We finally scratched the itch and headed north to find more historical markers (…and enjoy some lovely scenery, picturesque sites, and great weather). Our intention was to view sites in Madera, Mariposa, and Toulounme counties…we ended up also in Calaveras and San Joaquin counties. In all we took out 48 sites as we continue to fall in love with this area of the state.

In typical fashion, we only booked the hotel for the first night (the Yosemite Sierra Inn -a very comfortable and reasonable hotel) and tried our luck for the rest of the trip, which put us out in Salida, CA. There we stayed at the Hilton / Hampton Inn which came through for us, not because of our status with their rewards program, instead out of a very real commitment to customer service.

I think it here apropos to explain why we had a hard time finding a hotel in the counties of Calaveras, Madera, Mariposa, and Touloumne: it was the annual Calaveras County Frog Jumping Contest. THANK YOU one “Mr. Mark Twain” who wrote the The Celebrated Jumping Frog of Calaveras County. If you visit Angel’s Camp (in Calaveras) the streets are lined with plaques honoring the annual winner since 1928.

These counties are considered the “gold-rush” and “gold-camp” counties of 1849; the number of ghost towns was amazing and history was alive and well as the tradition set in motion by

Mark Twain brought everyone out. Bear Valley and Agua Fria where interesting (quick tangent: Christine made friends with a seemingly wild horse as we explored a desolate, but well kept, cemetery), but the kids and I left our hearts in Hornitos. Oddly, Hornitos was not a “gold-rush” town-site, it was an established Mexican town well before that.

This former town-site is known for being the first site of Ghirardelli Chocolates (the factory is not just a set of ruins) and St. Catherine’s Catholic Church, better known as Ansel Adam’s The White Church. Here I met up with some locals that pointed out the tunnel that Joaquin Murrieta used to escape an attempt on his life.

Another amazing, and really (REALLY) moving site was the monument to Reuel Colt Gridley in Stockton. The monument is in the middle of a cemetery, with headstones placed as concentric circles around the statue. In front of the monument is his wife’s headstone and final resting place.

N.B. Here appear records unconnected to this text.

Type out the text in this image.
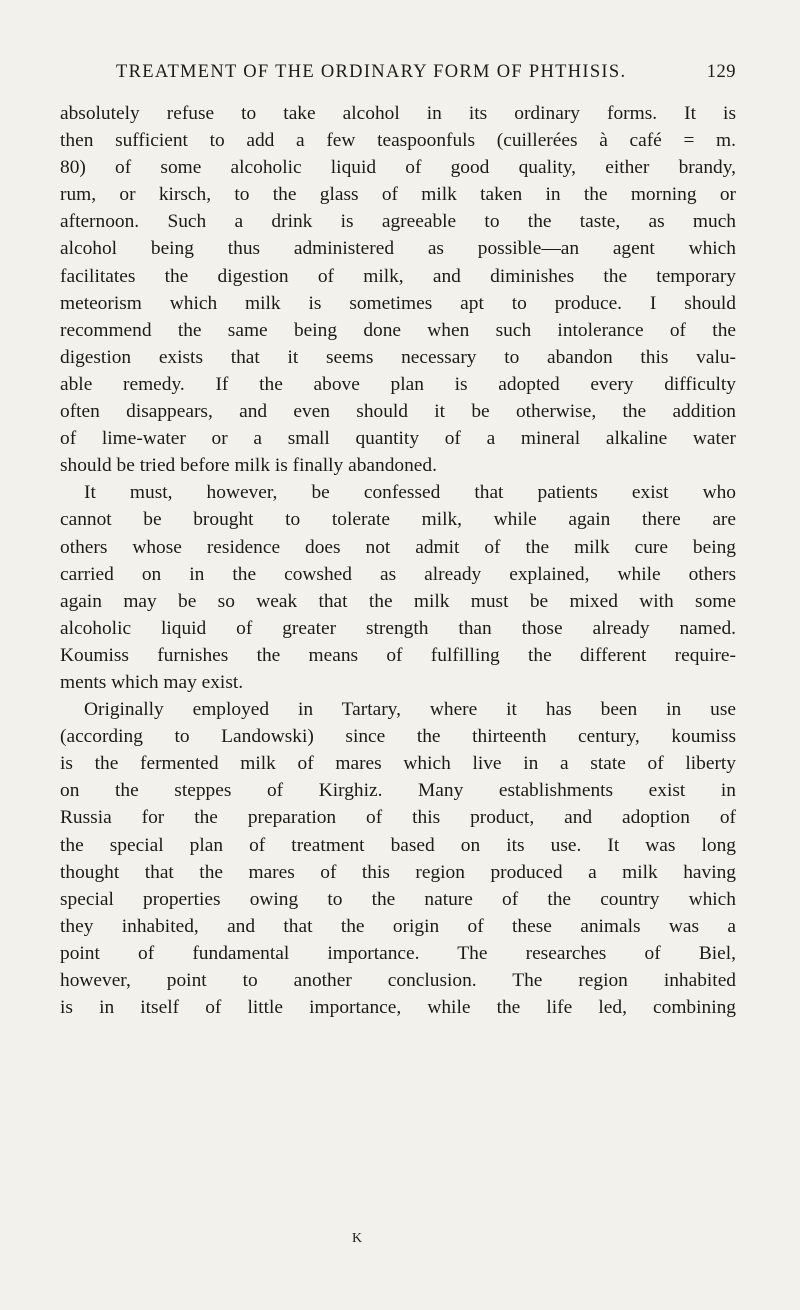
TREATMENT OF THE ORDINARY FORM OF PHTHISIS.	129
absolutely refuse to take alcohol in its ordinary forms. It is
then sufficient to add a few teaspoonfuls (cuillerées à café = m.
80) of some alcoholic liquid of good quality, either brandy,
rum, or kirsch, to the glass of milk taken in the morning or
afternoon. Such a drink is agreeable to the taste, as much
alcohol being thus administered as possible—an agent which
facilitates the digestion of milk, and diminishes the temporary
meteorism which milk is sometimes apt to produce. I should
recommend the same being done when such intolerance of the
digestion exists that it seems necessary to abandon this valu-
able remedy. If the above plan is adopted every difficulty
often disappears, and even should it be otherwise, the addition
of lime-water or a small quantity of a mineral alkaline water
should be tried before milk is finally abandoned.
It must, however, be confessed that patients exist who
cannot be brought to tolerate milk, while again there are
others whose residence does not admit of the milk cure being
carried on in the cowshed as already explained, while others
again may be so weak that the milk must be mixed with some
alcoholic liquid of greater strength than those already named.
Koumiss furnishes the means of fulfilling the different require-
ments which may exist.
Originally employed in Tartary, where it has been in use
(according to Landowski) since the thirteenth century, koumiss
is the fermented milk of mares which live in a state of liberty
on the steppes of Kirghiz. Many establishments exist in
Russia for the preparation of this product, and adoption of
the special plan of treatment based on its use. It was long
thought that the mares of this region produced a milk having
special properties owing to the nature of the country which
they inhabited, and that the origin of these animals was a
point of fundamental importance. The researches of Biel,
however, point to another conclusion. The region inhabited
is in itself of little importance, while the life led, combining
K
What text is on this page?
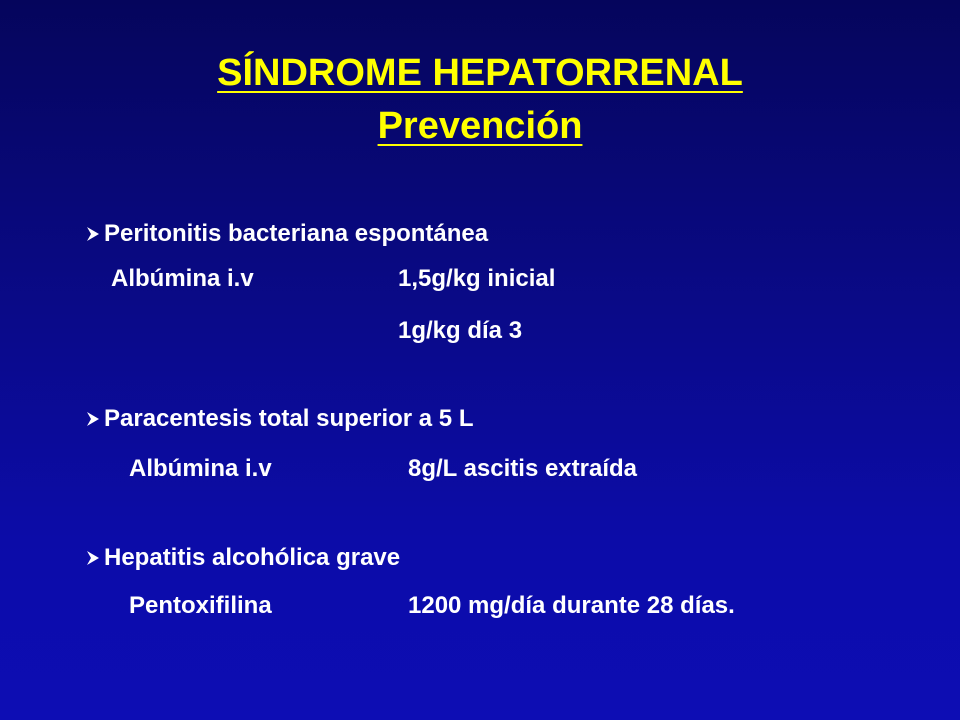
SÍNDROME HEPATORRENAL
Prevención
Peritonitis bacteriana espontánea
Albúmina i.v	1,5g/kg inicial
1g/kg día 3
Paracentesis total superior a 5 L
Albúmina i.v	8g/L ascitis extraída
Hepatitis alcohólica grave
Pentoxifilina	1200 mg/día durante 28 días.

The rest of the headstones where service men from WWI and WWII. Upon closer inspection, many of the buried in the closest circle to monument fought in SPAM…I sadly admit that it took Christine and I some time to figure out it was the Spanish-American war. This was the first time that we had come across buried servicemen for this war.

One of our final stops was the Columbia California State Park, another ghost town that is now used to stage historical reenactments from the Old West. Here we rode in a horse-drawn carriage, got held up by a road-side bandit in said carriage, panned for gold, and walked around a “historic portal.” Needless to say, we had a lot of fun here exploring, climbing and pretending.